Three ex-African Leaders Join Obasanjo, Jega, Others To Discuss Use of ICT In Elections
Four former presidents of African countries on Monday converged in Abeokuta, the Ogun State capital, to commence a two-day meeting. The meeting is aimed at finding a solution to the disruptive use of Information and Communication Technology (ICT) on the electoral process in the continent.
They include John Mahama (Ghana); Ernest Koroma of Sierra Leone; former Prime Minister of Kenya, Raila Odinga; and Olusegun Obasanjo of Nigeria who was the chairman. The event was organised by the Centre for Human Security and Dialogue of the Olusegun Obasanjo Presidential Library (OOPL) in conjunction with the Open Society Foundations.
The meeting has the theme, “High-Level Working Group Meeting on Mitigating Disruptive Applications of Information and Communication Technology (ICT) on the Electoral Process in Africa.”

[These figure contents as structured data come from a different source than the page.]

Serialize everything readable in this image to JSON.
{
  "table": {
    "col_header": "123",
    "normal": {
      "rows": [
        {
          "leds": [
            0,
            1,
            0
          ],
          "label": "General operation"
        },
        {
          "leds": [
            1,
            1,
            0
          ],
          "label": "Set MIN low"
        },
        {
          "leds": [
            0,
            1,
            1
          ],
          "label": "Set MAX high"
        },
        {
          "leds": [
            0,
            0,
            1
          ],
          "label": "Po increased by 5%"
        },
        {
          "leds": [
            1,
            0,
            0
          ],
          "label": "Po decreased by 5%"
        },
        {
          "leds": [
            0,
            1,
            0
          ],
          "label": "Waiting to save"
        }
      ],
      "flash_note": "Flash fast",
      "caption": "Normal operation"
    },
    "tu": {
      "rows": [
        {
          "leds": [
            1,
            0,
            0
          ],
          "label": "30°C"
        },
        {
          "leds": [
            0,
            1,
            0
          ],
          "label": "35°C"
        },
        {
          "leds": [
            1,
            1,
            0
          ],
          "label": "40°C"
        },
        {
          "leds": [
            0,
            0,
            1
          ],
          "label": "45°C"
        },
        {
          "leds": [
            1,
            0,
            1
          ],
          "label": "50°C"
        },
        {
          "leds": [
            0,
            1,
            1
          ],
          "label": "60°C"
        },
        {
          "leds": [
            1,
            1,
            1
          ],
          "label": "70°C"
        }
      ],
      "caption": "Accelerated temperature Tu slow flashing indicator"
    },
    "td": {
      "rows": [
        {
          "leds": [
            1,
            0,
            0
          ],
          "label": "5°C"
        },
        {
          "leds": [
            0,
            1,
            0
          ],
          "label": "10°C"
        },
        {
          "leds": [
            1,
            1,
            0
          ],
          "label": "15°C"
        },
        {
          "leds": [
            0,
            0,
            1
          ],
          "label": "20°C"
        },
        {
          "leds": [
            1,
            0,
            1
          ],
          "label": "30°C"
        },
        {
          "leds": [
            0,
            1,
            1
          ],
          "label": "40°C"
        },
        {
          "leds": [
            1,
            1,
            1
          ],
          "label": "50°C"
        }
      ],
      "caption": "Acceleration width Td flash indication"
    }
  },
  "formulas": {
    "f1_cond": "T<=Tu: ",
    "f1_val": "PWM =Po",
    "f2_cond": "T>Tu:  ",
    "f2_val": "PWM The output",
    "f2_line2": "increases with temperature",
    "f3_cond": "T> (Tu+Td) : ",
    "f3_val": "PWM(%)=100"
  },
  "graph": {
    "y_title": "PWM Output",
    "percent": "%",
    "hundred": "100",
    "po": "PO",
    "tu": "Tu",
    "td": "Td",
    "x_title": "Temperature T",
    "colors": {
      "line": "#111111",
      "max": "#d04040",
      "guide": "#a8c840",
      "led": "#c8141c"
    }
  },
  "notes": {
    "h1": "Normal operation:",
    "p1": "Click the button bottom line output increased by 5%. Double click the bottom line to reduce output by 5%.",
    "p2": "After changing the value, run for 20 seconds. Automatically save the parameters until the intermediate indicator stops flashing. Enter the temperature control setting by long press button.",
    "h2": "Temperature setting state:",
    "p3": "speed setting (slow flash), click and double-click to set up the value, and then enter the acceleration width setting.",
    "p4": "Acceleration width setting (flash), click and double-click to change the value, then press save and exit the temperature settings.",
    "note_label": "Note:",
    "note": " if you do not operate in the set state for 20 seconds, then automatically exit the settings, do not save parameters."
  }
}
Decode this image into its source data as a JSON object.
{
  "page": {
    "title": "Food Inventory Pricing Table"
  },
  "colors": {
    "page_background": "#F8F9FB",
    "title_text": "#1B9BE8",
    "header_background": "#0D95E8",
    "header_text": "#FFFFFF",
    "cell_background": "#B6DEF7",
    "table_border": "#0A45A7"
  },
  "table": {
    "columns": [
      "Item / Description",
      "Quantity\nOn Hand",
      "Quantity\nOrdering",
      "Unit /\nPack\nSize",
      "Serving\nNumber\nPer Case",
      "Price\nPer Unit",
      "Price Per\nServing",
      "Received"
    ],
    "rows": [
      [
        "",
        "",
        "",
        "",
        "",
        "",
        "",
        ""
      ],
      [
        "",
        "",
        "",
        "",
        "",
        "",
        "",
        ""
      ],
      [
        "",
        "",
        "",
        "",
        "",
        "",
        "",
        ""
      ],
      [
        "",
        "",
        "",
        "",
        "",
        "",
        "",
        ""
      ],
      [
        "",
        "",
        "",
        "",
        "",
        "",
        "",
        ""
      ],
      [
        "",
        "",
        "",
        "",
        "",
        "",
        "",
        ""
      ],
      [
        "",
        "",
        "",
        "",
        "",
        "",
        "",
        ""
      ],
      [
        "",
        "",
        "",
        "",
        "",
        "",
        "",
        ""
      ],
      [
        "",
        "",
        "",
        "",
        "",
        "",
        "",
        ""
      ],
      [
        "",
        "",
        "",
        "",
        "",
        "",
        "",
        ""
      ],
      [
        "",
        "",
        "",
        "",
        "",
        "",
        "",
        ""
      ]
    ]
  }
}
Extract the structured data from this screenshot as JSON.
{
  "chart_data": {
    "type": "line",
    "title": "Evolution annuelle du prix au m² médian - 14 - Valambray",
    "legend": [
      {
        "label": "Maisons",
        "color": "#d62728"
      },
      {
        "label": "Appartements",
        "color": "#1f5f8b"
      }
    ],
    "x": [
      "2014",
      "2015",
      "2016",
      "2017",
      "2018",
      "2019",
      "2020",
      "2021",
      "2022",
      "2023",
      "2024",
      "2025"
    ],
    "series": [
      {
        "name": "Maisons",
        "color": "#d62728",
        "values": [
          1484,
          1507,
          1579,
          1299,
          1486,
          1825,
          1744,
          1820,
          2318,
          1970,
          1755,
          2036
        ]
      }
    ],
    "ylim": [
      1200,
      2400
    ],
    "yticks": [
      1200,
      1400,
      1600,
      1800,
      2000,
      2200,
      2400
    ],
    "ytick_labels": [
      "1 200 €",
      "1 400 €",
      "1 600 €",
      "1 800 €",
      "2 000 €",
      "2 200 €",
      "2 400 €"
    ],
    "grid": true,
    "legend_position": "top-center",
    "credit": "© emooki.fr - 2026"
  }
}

A communiqué is expected to be issued after the meeting.
Other attendees at the meeting include the immediate past chairman of the Independent National Electoral Commission (INEC), Attahiru Jega; Muthoni Wanyaki and Amir Osman from the Open Society Foundation; Pansy Tiakula from South Africa; and Greg Mills from Brenthurst Foundation.
Mr Obasanjo in his opening remarks said the essence of the meeting was “to review electoral systems in Africa especially inputs, processes and output/outcomes. Secondly, to examine the strengths and weaknesses in the use of ICT in electoral systems in Africa and elsewhere in the world.
“To illustrate how ICT can be used to ease the electoral process rather than inhibit it; To document good practices in e-voting across the world and extract lessons for Africa; and to propose models of successful deployment of ICT in electoral systems in Africa for the sustenance of democracy in the region.”
Mr Obasanjo said, “About three weeks ago, the Africa Progress Group (APG) which I chair was formally inaugurated and we are delighted that the Secretariat of APG is the venue of this important meeting which has to do with the progress of Africa. One of the pillars of Africa’s progress in my five “P”s as adopted by APG at its inaugural meeting of November 27, 2018, is Politics; the others are Prosperity, Population, Protection and Partnerships’.
“This meeting on the election process is within the framework of the pillar of politics. Deficit in the election process will translate to a deficit in politics (and vice versa) which in turn will impede sound governance, a much sought-after element in the development of Africa,” Mr Obasanjo added.
The former Nigerian President added that “during the course of this meeting, we will be addressing one of the key issues that is at the heart of credible elections in Africa – Information and Communication Technology (ICT) and the election process. ICT is here to stay, pervading and increasingly impacting all aspects of our lives including the conduct of elections’.
“But it can be a good servant or a bad master. This is why, I believe, that the outcomes of our deliberations will have far-reaching implications for the quality and credibility of the election firmament in Africa now and in the future.
“It is a subject that has engaged the attention of numerous regional and global organisations including the African Union. This meeting presents an important addition to those previous efforts. More than an addition, our meeting hopefully will present new and refreshing insights into how ICT can be better used in delivering credible elections in Africa and for the rest of the world.
“We can achieve this with the array of people assembled for this meeting; persons who have experienced the good, the bad and the ugly sides of the use of ICT in the election process and experts who are skilled in ICT and how its downsides for electioneering can be mitigated while enhancing its usefulness in enhancing credibility and integrity of elections.”
Mr Jega in his paper titled: “Practical Experience in the use of ICT in the Election Process in Africa: The Nigerian Experience” submitted that two essentially areas that technology has not yet been fully utilised are the electronic collation and transmission of results; and electronic voting.
He said that the use of appropriate technology “goes a long way to improve the efficiency of the conduct of elections, as well as the integrity of elections, worldwide and especially in Africa.”
“Opportunities need to be explored and adequately utilised. But, we must constantly remember that use of ICT in elections is a means to an end and not an end in itself. That end perhaps is electoral integrity for deepening and consolidating democracy. We need to constantly deploy measures that can ensure secure and sustainable use of ICTs in our electoral processes. We must think carefully, choose well, and make haste slowly.”